A new report from the National Academies of Sciences, Engineering and Medicine has recommended that if the United States wants to capitalize on its contributions to multi-national projects like ITER and ride the wave of private green energy investment, now is the time for an "urgent" major investment push to build a pilot fusion energy plant to be operational between 2035-2040 – regardless of exactly which fusion technology it will use.
The report was commissioned by the US Department of Energy, and sought input from leading fusion researchers, component manufacturers, power plant operators, fusion developers, regulators and government to address questions around the critical goals and innovations needed to get such a facility up and running.
"A fusion plant producing net electricity should lead to a commercially viable fusion power plant by providing the information needed by utilities to design, build, license and operate future plants," reads the report. "A pilot plant is not meant to demonstrate the economic viability of the commercial plant, but is meant to test the technologies employed and demonstrate high-grade heat extraction to produce electricity, availability for an extended period, and fuel cycle and tritium self-sufficiency; explore techniques to reduce construction and operations cost; demonstrate safe and reliable operations; and provide training to potential operators of future commercial plants."
The report lays out some key technical and innovation challenges that will need to be met along the way, with 2028 set as the target date for a viable design, as well as milestones laid out that certain technologies will have to meet before they can become part of the pilot plant design. If it's to be a deuterium-tritium reactor, for example, the report expects it to "simultaneously demonstrate temperatures of at least 100 million degrees C, and ... a D-T equivalent plasma energy gain > 1." Alternative fuels would need to meet similar guidelines, yet to be laid out.
Nearly every component of a potential plant, says the report, will require significant materials development to cope with the extreme environments expected inside fusion reactors – they need to withstand extraordinary punishment non-stop for decades at a time in a commercial environment.
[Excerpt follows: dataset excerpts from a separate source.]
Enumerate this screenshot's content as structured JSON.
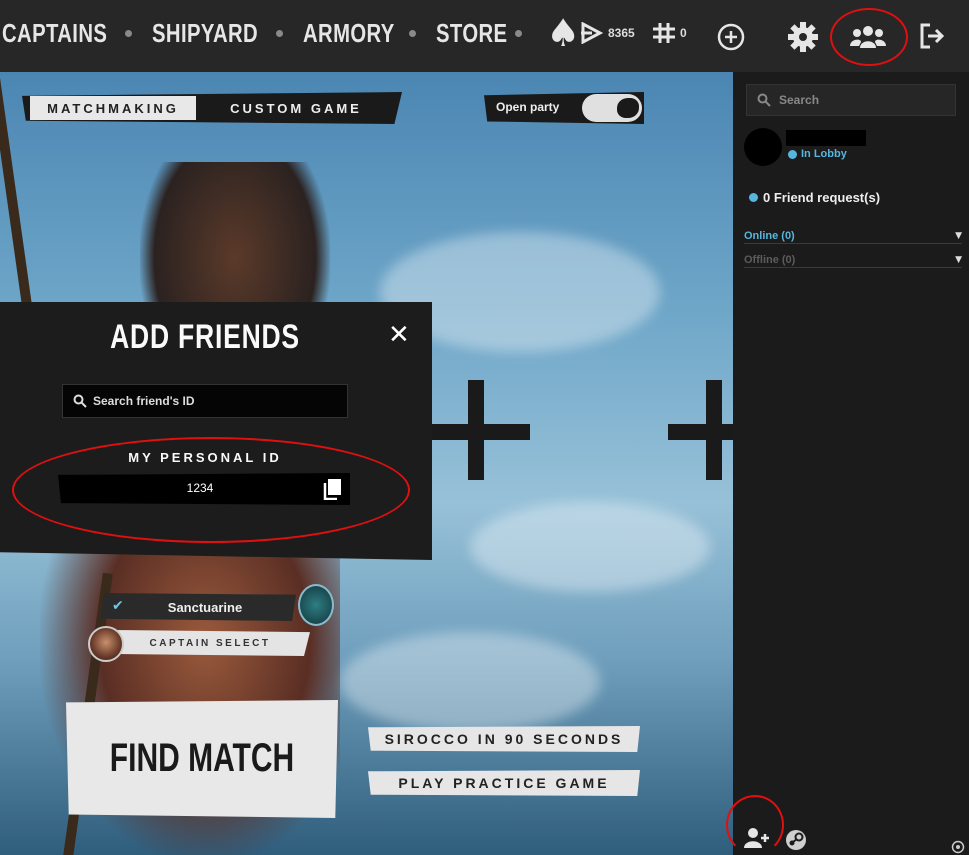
{
  "nav": {
    "items": [
      "CAPTAINS",
      "SHIPYARD",
      "ARMORY",
      "STORE"
    ],
    "icons": [
      "spade-icon"
    ]
  },
  "currency": {
    "primary_value": "8365",
    "secondary_value": "0"
  },
  "mode_tabs": {
    "matchmaking": "MATCHMAKING",
    "custom_game": "CUSTOM GAME"
  },
  "party": {
    "label": "Open party",
    "enabled": true
  },
  "add_friends": {
    "title": "ADD FRIENDS",
    "search_placeholder": "Search friend's ID",
    "my_id_label": "MY PERSONAL ID",
    "my_id_value": "1234"
  },
  "captain": {
    "name": "Sanctuarine",
    "select_label": "CAPTAIN SELECT"
  },
  "actions": {
    "find_match": "FIND MATCH",
    "sirocco_tutorial": "SIROCCO IN 90 SECONDS",
    "practice": "PLAY PRACTICE GAME"
  },
  "friends_panel": {
    "search_placeholder": "Search",
    "user_status": "In Lobby",
    "friend_requests": "0 Friend request(s)",
    "online_group": "Online (0)",
    "offline_group": "Offline (0)"
  },
  "colors": {
    "accent": "#56b6de",
    "highlight_circle": "#e01010",
    "panel_bg": "#1b1b1b"
  }
}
The high-temperature superconducting magnets these toroidal systems will use to keep their ultra-hot plasmas condensed, for example, need to be investigated to study how well they hold up to neutron degradation, fatigue and corrosion, among other things. Thus, the report recommends immediate investment in research programs and testing facilities targeted at materials and advanced manufacturing technologies that may form part of the pilot plant.
The plasma heating and current drive actuators used in existing toroidal fusion systems are giving researchers "increased confidence in their capabilities to effectively drive and control fusion systems," says the report, but "significant progress is needed" to repurpose them from research systems into a pilot plant application, with cost-effective operation, reliability and durability the key areas of improvement needed.
One "fundamental feasibility issue" for a deuterium-tritium reactor like the ITER project, when put into commercial use, will be its ability to "breed" its own tritium fuel in the "blanket" around the plasma, and the entire system's ability to manage that tritium effectively through the "complex and interacting system" of a fusion power plant. So the report suggests support for research projects around the breeding blanket, and other initiatives that might help reduce the amount of tritium a plant will need to keep in its inventory.
All these initiatives and others around fusion confinement, power extraction and closing the fusion fuel cycle, should be developed in parallel, says the report, with a combination of public funding initiatives, private investments and private-public partnerships considered to work out the best option for each critical area.
The ultimate goal for the Department of Energy is to position the USA as a leader in fusion development, particularly around the commercialization of the technology. It has not escaped the report's attention that the UK is working toward its own STEP commercial fusion pilot plant by 2040, or that the China Fusion Engineering Test Reactor (CFETR) is hoping to produce a gigawatt of power, twice as much as the ITER installation, and that the two are competing to be the first fusion reactor in the world to supply electricity to a power grid.
Another dark horse candidate comes out of Australia, and it doesn't use the toroidal tokamak design at all; HB11 is moving quickly to ramp up development of a completely different hydrogen-boron fusion technology that doesn't require hundred million-degree temperatures at all. Instead, it uses recent Nobel Prize-winning breakthroughs in "chirped pulse amplification" technology to create lasers with power outputs as high as 10 petawatts (10,000,000,000,000 kilowatts).
These lasers are used to massively accelerate hydrogen directly into boron with enough energy to overcome the repulsive forces between protons and achieve fusion. Early testing is showing outstanding results, a billion times better than expected, and the system produces electricity directly. HB11 believes its lack of ultra-high temperatures and high-strength plasma condensers will make its development roadmap vastly quicker and cheaper than the style considered in this report, and it's certainly a technology worth following.
But the takeaway here seems to be that significant pre-commercial fusion pilot reactors are very much on the table by 2040. Well, how about that, just 20 years away.
The full report is available at the National Academies Press.